Coffee is one of the most loved drinks in the world. Millions of people can’t start their morning without a steamy cup of joe, and many like to drink coffee during the day as well. There are as many ways to drink coffee as there are countries. Ethiopia might be the birthplace of coffee beans, but humanity has been enjoying coffee for hundreds of years now, coming up with new, unusual ways to consume it. From coffee with cheese to aromatic coffee beans ground with spices, here is what a cup of coffee looks like around the world.

Yuenyeung (Hong Kong)

We are pretty used to drinking coffee with milk, but how about mixing it with milk tea? This is exactly how people like to drink their cup of joe in Hong Kong. Also named Kopi Cham in Malaysia, this type of drink is a mixture of coffee and traditional milk tea, which can be served either hot or cold. Mr. Lam from Hong Kong claims he has invented the drink in 1952 and has been serving it in his restaurant ever since.

Egg Coffee (Vietnam)

Vietnam is famous among travellers as a mecca for coffee-lovers who are exploring Asia. There you can find all the usual classic varieties of the drink, but the most unusual one is prepared in Hanoi, the birthplace of egg coffee or cap he trung. Legend has it that during the war times there was a shortage of milk, so instead people whisked egg yolks with sugar and some condensed milk when available. Then freshly brewed Robusta coffee was added. It’s the creamiest coffee ever!

Kaffeost (Finland)

If you think coffee and cheese aren’t a good match, think twice. Countries like Finland, Sweden, and Norway have a very peculiar way of preparing coffee named kaffeost. To prepare a cup of kaffeost you will need a few pieces of juustoleipä , a special type of dried cheese that is made in north Scandinavian countries. You’ll need to put a few pieces of this cheese into a wooden mug, pour some hot coffee over it, and enjoy the drink. Dry cheese quickly absorbs the liquid and becomes soft and spongy. It’s best to eat it quickly before it completely melts.

Flat White (Australia)

Now you can find flat white in every respectful coffee shop across the globe. But this wasn’t always the case! Flat white is relatively young – it was invented in Sydney, Australia, somewhere in mid-80s. This drink might resemble a latte, but don’t get confused – it has the same amount of espresso, but a different amount of milk. Flat white is prepared with one or two shots of espresso followed by microfoam milk. It’s smaller than latte and stronger due to less milk

Espresso Romano (Italy)

Espresso is the most favourite coffee drink in Rome, so you will find lots of ways to prepare it there. One peculiar way to consume coffee in Rome is with a slice of lemon. It can be served on the side or put right into your cup of coffee. It is said that the sourness of lemon brings out the sweetness of coffee, so you actually don’t need to add any sugar!

Türk Kahvesi (Turkey)

Turkish people are crazy about coffee and they have given the world one of the yummiest ways to make it – in a brass, copper, or clay pot called cezve. Finely ground coffee is used along with sugar and spices according to taste. Coffee is brewed in cezve, but you shouldn’t actually bring it to a boil – just wait till froth starts rising. Then you put the coffee away, stir it, and heat it one more time. It can be prepared using fire, but it can also be brewed using special sand.

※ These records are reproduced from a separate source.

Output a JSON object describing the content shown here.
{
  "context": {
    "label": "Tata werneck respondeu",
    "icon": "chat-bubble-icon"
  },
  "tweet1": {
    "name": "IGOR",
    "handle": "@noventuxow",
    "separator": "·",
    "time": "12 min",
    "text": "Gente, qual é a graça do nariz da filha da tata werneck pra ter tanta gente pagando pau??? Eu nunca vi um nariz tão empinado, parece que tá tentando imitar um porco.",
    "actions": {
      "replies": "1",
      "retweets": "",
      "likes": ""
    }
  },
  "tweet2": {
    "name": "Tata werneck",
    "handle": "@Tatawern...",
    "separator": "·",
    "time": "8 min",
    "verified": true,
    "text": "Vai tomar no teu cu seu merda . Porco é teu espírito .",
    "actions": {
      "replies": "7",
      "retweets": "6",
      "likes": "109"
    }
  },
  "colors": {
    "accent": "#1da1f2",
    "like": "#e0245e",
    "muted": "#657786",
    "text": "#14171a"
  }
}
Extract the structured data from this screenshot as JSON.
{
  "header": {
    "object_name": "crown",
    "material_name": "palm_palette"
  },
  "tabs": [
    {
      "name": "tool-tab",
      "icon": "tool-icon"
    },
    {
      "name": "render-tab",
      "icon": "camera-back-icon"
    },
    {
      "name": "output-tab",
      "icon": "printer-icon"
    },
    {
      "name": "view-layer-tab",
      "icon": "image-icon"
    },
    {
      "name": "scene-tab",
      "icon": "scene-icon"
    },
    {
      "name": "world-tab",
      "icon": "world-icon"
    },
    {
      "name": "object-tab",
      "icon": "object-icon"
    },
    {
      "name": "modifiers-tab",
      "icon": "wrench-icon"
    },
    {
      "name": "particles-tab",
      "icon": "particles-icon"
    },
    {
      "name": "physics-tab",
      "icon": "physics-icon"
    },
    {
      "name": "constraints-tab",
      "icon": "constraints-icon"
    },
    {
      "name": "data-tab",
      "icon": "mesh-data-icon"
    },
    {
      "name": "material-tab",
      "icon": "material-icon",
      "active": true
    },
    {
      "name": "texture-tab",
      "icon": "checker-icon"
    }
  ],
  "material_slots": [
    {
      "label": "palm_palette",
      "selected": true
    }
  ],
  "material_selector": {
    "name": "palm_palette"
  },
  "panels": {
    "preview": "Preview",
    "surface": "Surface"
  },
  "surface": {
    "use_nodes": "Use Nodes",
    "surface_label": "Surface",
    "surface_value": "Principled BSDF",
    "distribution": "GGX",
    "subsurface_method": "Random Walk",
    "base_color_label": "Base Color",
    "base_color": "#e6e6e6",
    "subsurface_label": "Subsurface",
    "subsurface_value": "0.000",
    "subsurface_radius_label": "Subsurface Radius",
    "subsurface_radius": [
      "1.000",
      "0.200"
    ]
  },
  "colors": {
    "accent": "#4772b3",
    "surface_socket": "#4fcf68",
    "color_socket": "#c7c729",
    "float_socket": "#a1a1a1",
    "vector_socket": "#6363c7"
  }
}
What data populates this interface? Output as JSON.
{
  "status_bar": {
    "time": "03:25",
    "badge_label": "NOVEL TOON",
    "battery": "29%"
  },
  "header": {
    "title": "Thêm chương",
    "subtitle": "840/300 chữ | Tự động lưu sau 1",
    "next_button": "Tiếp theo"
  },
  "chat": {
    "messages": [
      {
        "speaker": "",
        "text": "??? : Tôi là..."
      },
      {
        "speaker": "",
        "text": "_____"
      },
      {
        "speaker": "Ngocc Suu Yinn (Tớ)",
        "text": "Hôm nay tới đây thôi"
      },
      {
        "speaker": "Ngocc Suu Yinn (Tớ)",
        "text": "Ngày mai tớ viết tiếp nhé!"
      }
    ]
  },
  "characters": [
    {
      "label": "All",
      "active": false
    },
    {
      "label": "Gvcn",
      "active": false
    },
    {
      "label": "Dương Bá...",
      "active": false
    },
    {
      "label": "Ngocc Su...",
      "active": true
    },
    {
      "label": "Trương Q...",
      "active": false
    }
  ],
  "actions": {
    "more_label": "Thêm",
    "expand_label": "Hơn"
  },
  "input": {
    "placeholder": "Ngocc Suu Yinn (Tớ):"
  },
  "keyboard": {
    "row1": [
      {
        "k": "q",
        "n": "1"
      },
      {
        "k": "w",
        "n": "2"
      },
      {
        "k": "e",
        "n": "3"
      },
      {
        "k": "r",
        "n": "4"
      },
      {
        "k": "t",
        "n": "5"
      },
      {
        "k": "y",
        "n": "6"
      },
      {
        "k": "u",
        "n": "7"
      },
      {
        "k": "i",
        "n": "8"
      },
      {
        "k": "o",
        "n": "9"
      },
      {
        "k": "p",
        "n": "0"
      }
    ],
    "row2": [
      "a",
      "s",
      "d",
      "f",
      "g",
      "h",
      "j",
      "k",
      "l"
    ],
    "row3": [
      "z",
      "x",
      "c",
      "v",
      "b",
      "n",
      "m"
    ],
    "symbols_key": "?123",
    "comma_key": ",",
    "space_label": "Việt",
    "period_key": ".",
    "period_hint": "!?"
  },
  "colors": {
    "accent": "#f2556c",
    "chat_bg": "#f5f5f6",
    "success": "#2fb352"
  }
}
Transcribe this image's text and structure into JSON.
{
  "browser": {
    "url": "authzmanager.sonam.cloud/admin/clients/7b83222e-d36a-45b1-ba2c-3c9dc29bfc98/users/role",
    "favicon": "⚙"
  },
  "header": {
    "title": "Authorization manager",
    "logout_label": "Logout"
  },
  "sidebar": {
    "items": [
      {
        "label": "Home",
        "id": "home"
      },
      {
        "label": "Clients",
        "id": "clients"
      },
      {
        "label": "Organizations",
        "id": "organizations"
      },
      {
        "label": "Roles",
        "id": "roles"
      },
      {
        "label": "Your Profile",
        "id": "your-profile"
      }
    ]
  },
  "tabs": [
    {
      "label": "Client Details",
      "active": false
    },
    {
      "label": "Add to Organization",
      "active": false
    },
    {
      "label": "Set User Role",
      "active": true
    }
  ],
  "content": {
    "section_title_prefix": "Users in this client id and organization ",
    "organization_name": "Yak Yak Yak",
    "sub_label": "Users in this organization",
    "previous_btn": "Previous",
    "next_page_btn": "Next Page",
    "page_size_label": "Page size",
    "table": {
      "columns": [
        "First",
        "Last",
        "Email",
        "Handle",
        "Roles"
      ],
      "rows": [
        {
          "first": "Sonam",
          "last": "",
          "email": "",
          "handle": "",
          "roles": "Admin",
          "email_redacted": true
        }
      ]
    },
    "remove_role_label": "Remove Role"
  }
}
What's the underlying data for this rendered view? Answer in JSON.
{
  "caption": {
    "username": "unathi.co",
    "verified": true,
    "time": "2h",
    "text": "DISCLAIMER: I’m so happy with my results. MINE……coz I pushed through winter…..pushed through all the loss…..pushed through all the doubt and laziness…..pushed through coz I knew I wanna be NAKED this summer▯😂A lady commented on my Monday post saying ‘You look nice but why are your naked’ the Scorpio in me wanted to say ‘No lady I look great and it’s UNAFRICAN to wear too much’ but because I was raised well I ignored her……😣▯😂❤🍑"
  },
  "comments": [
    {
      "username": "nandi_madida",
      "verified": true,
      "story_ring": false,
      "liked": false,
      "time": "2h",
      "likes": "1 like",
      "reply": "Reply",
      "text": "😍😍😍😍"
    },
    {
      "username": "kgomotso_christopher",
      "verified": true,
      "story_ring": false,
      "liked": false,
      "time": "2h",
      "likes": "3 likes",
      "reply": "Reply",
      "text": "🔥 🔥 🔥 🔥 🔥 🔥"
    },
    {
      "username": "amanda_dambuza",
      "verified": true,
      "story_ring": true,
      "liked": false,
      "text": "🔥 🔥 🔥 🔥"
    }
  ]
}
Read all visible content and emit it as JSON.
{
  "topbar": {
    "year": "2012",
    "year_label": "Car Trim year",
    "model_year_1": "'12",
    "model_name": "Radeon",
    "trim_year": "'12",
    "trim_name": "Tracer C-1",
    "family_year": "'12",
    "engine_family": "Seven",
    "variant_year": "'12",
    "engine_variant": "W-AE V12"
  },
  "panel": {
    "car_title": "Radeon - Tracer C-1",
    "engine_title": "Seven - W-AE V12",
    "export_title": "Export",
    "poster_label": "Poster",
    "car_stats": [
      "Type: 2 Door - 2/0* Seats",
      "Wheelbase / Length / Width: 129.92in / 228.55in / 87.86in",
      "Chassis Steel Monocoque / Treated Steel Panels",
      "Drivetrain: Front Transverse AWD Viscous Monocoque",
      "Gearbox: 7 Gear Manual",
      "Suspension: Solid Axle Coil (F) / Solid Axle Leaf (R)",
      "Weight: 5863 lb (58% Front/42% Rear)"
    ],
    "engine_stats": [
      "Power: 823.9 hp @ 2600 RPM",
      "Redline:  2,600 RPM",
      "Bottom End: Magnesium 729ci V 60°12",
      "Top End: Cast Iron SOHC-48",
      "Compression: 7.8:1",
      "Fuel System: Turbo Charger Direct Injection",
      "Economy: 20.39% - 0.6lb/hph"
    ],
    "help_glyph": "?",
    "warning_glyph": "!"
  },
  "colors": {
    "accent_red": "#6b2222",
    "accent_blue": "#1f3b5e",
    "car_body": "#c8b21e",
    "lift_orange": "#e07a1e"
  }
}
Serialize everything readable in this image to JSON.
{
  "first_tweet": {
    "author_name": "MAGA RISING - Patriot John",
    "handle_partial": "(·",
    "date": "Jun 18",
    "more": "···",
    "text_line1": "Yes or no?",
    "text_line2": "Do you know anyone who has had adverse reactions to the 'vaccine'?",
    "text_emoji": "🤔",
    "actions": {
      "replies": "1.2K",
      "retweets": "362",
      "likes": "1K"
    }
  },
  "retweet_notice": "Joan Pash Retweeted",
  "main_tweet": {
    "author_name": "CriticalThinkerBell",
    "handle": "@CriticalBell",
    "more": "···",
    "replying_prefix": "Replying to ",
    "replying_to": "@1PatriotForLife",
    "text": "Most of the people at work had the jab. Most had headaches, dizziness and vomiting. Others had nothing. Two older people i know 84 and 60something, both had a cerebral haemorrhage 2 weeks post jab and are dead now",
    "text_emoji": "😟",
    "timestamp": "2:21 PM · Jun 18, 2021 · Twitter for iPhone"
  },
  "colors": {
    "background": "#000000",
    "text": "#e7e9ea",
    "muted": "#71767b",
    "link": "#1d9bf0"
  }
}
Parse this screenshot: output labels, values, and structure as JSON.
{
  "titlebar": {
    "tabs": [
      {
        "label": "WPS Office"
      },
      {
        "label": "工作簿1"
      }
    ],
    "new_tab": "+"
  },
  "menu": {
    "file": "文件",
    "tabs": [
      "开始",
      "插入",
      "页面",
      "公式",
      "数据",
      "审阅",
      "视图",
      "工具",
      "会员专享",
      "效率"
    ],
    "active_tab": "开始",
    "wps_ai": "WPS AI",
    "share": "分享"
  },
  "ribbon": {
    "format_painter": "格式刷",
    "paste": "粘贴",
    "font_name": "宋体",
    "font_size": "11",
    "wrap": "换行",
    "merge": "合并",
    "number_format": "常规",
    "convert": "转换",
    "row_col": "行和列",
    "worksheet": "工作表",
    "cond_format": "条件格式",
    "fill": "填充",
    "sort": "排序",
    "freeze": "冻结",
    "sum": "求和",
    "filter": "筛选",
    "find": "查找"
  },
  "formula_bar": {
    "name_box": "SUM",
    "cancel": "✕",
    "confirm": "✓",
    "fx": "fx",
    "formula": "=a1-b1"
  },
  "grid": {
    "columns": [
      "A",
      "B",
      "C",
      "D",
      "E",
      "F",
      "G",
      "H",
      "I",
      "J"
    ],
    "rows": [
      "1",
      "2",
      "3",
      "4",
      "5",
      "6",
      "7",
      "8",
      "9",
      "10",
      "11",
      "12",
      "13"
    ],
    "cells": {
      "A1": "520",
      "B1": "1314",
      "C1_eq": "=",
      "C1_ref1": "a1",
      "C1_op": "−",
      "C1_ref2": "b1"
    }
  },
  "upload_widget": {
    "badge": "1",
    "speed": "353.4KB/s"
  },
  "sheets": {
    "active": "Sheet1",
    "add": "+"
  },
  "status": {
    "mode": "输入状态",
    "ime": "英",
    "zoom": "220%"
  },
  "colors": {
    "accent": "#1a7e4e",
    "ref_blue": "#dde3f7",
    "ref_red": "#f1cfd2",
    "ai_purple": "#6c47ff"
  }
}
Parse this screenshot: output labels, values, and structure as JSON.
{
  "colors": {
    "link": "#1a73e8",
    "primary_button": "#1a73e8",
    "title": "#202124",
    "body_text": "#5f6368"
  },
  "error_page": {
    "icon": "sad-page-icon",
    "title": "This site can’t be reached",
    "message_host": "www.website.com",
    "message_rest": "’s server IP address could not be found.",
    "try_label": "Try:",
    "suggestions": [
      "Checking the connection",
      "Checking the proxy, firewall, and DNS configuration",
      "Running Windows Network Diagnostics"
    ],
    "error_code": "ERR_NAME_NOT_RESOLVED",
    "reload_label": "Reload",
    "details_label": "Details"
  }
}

Kopi Susu Panas (Malaysia)

Malaysia is one of the many Asian countries that likes coffee to be sweet and milky. One of the ways to achieve that is by mixing strongly brewed coffee with condensed milk! Coffee is a relatively young drink in Malaysia – it was introduced by the British in 19th century. Malaysians quickly found a way to turn it into their own type of drink. Strong coffee is brewed from freshly ground beans and then added on top of a thick layer of condensed milk.

Café De Olla (Mexico)

Café de Olla is incredibly flavourful as it is prepared with a cinnamon stick, which gives it a distinctive aroma and a sweeter taste. It is usually prepared in a beautifully made clay pot, which makes the coffee taste mild with earthy notes. That is also the source of the drink’s name, which can be translated as ‘pot coffee’. It is served with a sugarcane candy for sweetness.

Café Touba (Senegal)

Café Touba might be the most aromatic and spicy coffee you’ve ever tried. Spices are added when the coffee beans are being roasted, so together they form an incredible flavour. A special type of Guinea pepper is imported to Senegal to create this type of coffee. It’s roasted with coffee beans along some cloves and then ground into an aromatic mix. The process of preparing coffee is the same – but the taste is very different!